Volcanic landslides along the Sciara del Fuoco (SdF) flank of Stromboli frequently enter the sea, triggering near-field tsunamis. These tsunamis produce static pressure loads on the seafloor and coastal areas, inducing elastic ground deformation detectable by nearby broadband seismic stations as measurable ground tilt signals.

We present a comprehensive investigation of tsunami-induced ground tilt recorded at inland coastal seismometers to test the potential for early tsunami detection and modeling. Our analysis focuses on near-field coastal broadband seismic records generated by the tsunamigenic landslide event of 3 July 2019 at Stromboli. These records are dominated by tilt induced by static tsunami loading, exhibiting distinctive horizontal very-long-period (VLP) seismic signals ranging from about 70 to 120 seconds, polarized perpendicular to the coastline.

To establish the physical connection between tsunami generation and the observed coastal ground tilt signals, we implemented a model to compute the effect of elastic ground deformation induced by quasi-static tsunami loading, using outputs from the tsunami modeling of this specific event.

Tsunami generation and propagation were simulated using the Multilayer-HySEA hydrodynamic numerical model (Macías et al., 2021), which accurately reproduces the observed tsunami signals at three sea-level stations around Stromboli.
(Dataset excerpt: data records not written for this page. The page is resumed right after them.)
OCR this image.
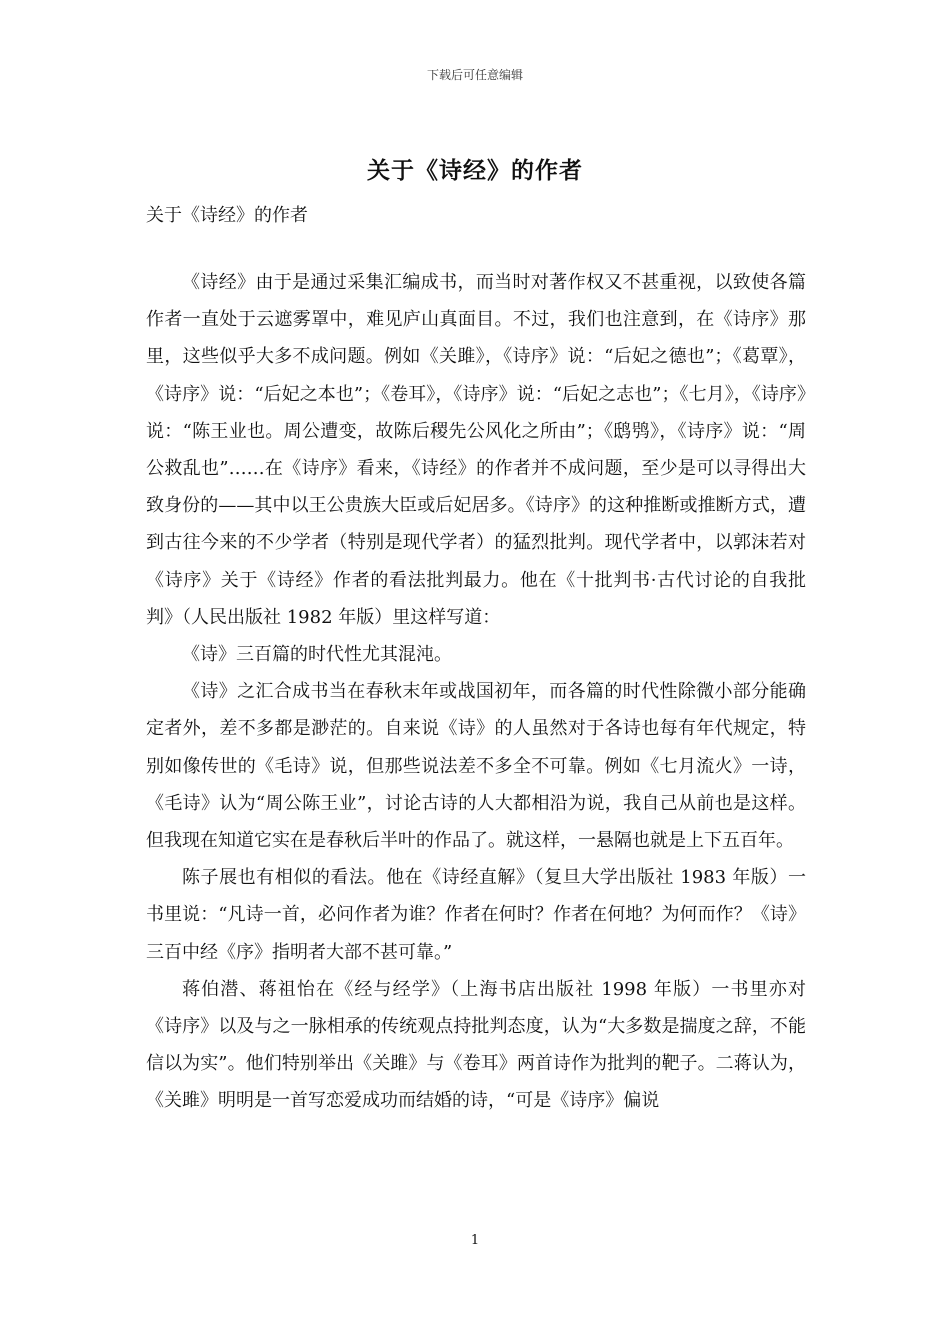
下载后可任意编辑
关于《诗经》的作者
关于《诗经》的作者

《诗经》由于是通过采集汇编成书，而当时对著作权又不甚重视，以致使各篇作者一直处于云遮雾罩中，难见庐山真面目。不过，我们也注意到，在《诗序》那里，这些似乎大多不成问题。例如《关雎》，《诗序》说：“后妃之德也”；《葛覃》，《诗序》说：“后妃之本也”；《卷耳》，《诗序》说：“后妃之志也”；《七月》，《诗序》说：“陈王业也。周公遭变，故陈后稷先公风化之所由”；《鸱鸮》，《诗序》说：“周公救乱也”……在《诗序》看来，《诗经》的作者并不成问题，至少是可以寻得出大致身份的——其中以王公贵族大臣或后妃居多。《诗序》的这种推断或推断方式，遭到古往今来的不少学者（特别是现代学者）的猛烈批判。现代学者中，以郭沫若对《诗序》关于《诗经》作者的看法批判最力。他在《十批判书·古代讨论的自我批判》（人民出版社 1982 年版）里这样写道：

《诗》三百篇的时代性尤其混沌。

《诗》之汇合成书当在春秋末年或战国初年，而各篇的时代性除微小部分能确定者外，差不多都是渺茫的。自来说《诗》的人虽然对于各诗也每有年代规定，特别如像传世的《毛诗》说，但那些说法差不多全不可靠。例如《七月流火》一诗，《毛诗》认为“周公陈王业”，讨论古诗的人大都相沿为说，我自己从前也是这样。但我现在知道它实在是春秋后半叶的作品了。就这样，一悬隔也就是上下五百年。

陈子展也有相似的看法。他在《诗经直解》（复旦大学出版社 1983 年版）一书里说：“凡诗一首，必问作者为谁？作者在何时？作者在何地？为何而作？《诗》三百中经《序》指明者大部不甚可靠。”

蒋伯潜、蒋祖怡在《经与经学》（上海书店出版社 1998 年版）一书里亦对《诗序》以及与之一脉相承的传统观点持批判态度，认为“大多数是揣度之辞，不能信以为实”。他们特别举出《关雎》与《卷耳》两首诗作为批判的靶子。二蒋认为，《关雎》明明是一首写恋爱成功而结婚的诗，“可是《诗序》偏说

1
Moreover, the tilt signals computed from the tsunami load model fit satisfactorily the observed seismically derived tilt signals at the coastal broadband seismic stations, capturing even the early tsunami phase. The analysis demonstrated the early detectability of the tsunami: clear tilt signals emerge ~0.5-1.5 minutes before tsunami arrival at the nearest offshore and coastal gauges, respectively. This highlights the potential of coastal seismic sensors as a tsunami detector and for providing short-term early warnings before the tsunami reaches the coast.

The recorded tsunami-induced tilt amplitudes range from 0.05 to 0.15 µrad, decreasing with the station’s distance from the coast and remaining detectable up to ~500 m. This underscores the importance of station proximity for effective tsunami detection.

We also establish an empirical scaling relationship between coastal tilt amplitudes and tsunami height, potentially providing a practical tool to estimate tsunami amplitudes for future events. After further testing, this approach may complement traditional tsunami monitoring and warning systems.